En effet, il est arrivé adorable comme tout et dieu qu’il était beau dans ses fringues militaires !

–  Je croyais que tu passais chez toi d’abord ?

–  J’ai juste fait un saut, j’avais hâte de te voir !

Et moi aussi, j’ai été adorable. Naturelle, rieuse, bisouilleuse et franchement heureuse de nos retrouvailles. Bref, quelques dentelles arrachées et une première partie de jambes en l’air façon ‘retour du guerrier’ plus tard, on s’est mis à l’apéro.

On a discuté de tout. De ses trois semaines de colo, de mon nouveau job… Des échanges faciles, simples et sans grumeaux, amicalement chaleureux. Ça mérite d’être mentionné car cela n’a pratiquement jamais été le cas entre nous. Je lui ai parlé de mes nombreux happy-hour avec Yang et là, il a tiqué.

–  Dois-je m’inquiéter ?

–  De quoi ?

–  Vous avez l’air si proches tous les deux, vous allez finir ensemble, non ?

–  Mé non ! On est des BFF et oui on s’aime mais pas comme ça !

–  D’accord, je te crois.

Je ne m’attendais pas à cette pointe de jalousie de sa part. Apparemment, lui non plus. Une nouveauté qui nous a quelque peu déstabilisé tous les deux. Enfin, moi, surtout. Compterais-je dans sa vie désormais, suffisamment pour qu’il ait peur de me perdre ?

Cela s’est confirmé lorsqu’au détour de notre conversation au sujet de sa maison dont il signe le compromis dans quelques semaines, il s’est mis à dire ‘nous’ en me prenant dans ses bras. Et il m’a avoué avoir fait son coming-out à propos de moi. D’ailleurs, il a reçu un texto d’un de ses meilleurs amis qui lui souhaitait, pour faire poli, une ‘bonne soirée’

Durant ce break, je pensais avoir été la seule à avoir fait le point sur notre relation mais force est de constater que lui aussi. Et il a avancé.

Bref, tout ceci m’a mise dans un pétrin indescriptible avec ma lettre coincée dans mon soutien-gorge. Je lui donne ? Je ne lui donne pas ? Je me suis dit qu’il fallait qu’il lise mes mots sinon il ne saurait jamais ce qu’il y avait en moi. Alors, je me suis décidée. Advienne que pourra.

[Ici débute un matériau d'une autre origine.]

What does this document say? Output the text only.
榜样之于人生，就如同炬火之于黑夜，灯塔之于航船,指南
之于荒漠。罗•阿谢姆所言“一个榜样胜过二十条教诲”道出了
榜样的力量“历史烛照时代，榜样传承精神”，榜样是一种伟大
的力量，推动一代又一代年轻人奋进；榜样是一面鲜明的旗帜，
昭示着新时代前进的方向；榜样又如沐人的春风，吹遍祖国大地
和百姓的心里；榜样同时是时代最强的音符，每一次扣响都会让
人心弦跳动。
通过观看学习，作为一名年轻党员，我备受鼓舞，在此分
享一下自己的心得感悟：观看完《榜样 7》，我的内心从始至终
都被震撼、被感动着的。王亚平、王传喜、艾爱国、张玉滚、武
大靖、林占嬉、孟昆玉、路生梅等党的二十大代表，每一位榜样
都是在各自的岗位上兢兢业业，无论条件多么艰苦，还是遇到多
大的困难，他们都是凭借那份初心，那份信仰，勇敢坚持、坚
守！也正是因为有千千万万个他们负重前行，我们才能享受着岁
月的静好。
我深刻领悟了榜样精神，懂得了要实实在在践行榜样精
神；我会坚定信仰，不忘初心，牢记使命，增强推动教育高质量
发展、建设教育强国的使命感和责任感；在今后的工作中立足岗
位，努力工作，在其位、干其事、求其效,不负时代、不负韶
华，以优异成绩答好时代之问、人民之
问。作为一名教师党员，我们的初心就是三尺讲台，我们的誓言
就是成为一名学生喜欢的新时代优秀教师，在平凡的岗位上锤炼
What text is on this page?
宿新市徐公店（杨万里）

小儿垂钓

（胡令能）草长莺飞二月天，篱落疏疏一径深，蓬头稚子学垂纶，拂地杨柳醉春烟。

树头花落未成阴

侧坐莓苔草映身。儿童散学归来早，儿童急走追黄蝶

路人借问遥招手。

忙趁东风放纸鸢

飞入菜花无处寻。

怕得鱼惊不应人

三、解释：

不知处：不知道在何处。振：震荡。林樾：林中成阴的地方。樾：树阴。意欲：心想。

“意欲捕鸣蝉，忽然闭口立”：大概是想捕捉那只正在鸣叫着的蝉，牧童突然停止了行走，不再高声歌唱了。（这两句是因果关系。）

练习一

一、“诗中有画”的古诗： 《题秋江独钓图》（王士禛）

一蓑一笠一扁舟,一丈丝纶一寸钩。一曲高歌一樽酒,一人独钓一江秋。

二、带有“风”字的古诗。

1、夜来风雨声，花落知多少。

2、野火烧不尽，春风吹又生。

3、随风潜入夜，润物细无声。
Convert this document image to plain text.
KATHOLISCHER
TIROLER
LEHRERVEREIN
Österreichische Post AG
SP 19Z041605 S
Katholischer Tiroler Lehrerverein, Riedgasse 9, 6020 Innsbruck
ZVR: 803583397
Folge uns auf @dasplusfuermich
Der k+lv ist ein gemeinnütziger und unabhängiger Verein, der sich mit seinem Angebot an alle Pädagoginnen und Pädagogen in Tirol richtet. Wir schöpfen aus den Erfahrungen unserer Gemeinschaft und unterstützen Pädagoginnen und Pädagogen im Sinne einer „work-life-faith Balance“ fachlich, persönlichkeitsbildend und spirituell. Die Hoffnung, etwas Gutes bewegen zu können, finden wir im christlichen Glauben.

Sa réaction en prenant l’enveloppe m’a fendu le cœur.

« C’est quoi ? Une déclaration d’amour ? Oh la la, je ne vais pas savoir où me mettre ! »

Il s’est alors mis à lire silencieusement, un sourire aux lèvres qui a rapidement disparu au fil de sa lecture. Moi, un brin anxieuse, je guettais en finissant ma bière à grandes lampées, le moindre signe sur son visage qui aurait pu trahir son urgence à décamper. Mais il est resté stoïque, a replié ma lettre et s’est tourné vers moi, la voix plus grave que jamais :

–  Je n’avais aucune idée, je n’ai rien vu venir ! Mais cela ne pouvait pas plus mal tomber.

–  Je t’avais dit que je réfléchirai pendant ton absence.

–  C’est plus que de la réflexion, c’est de la trahison ! Moi, je suis parti heureux en sachant que ma nana m’attendait alors qu’elle en a profité pour s’inscrire sur un site de rencontres et se taper deux mecs !!!

–  Ne commence pas avec tes raccourcis à deux balles, s’il te plaît. Déjà, ta ‘nana’, ta poupée gonflable, tu veux dire, docile et décérébrée ? C’est comme ça que je me sentais avec toi et crois-moi, ce n’était pas flatteur. C’est d’ailleurs ça qui m’a poussée à m’inscrire sur Meetic, alors d’une certaine façon, c’est de ta faute. D’autre part, as-tu bien lu mes mots ? Il ne s’est absolument rien passé avec ces mecs ! Je suis en train de me justifier à propos de l’arbre qui cache la forêt !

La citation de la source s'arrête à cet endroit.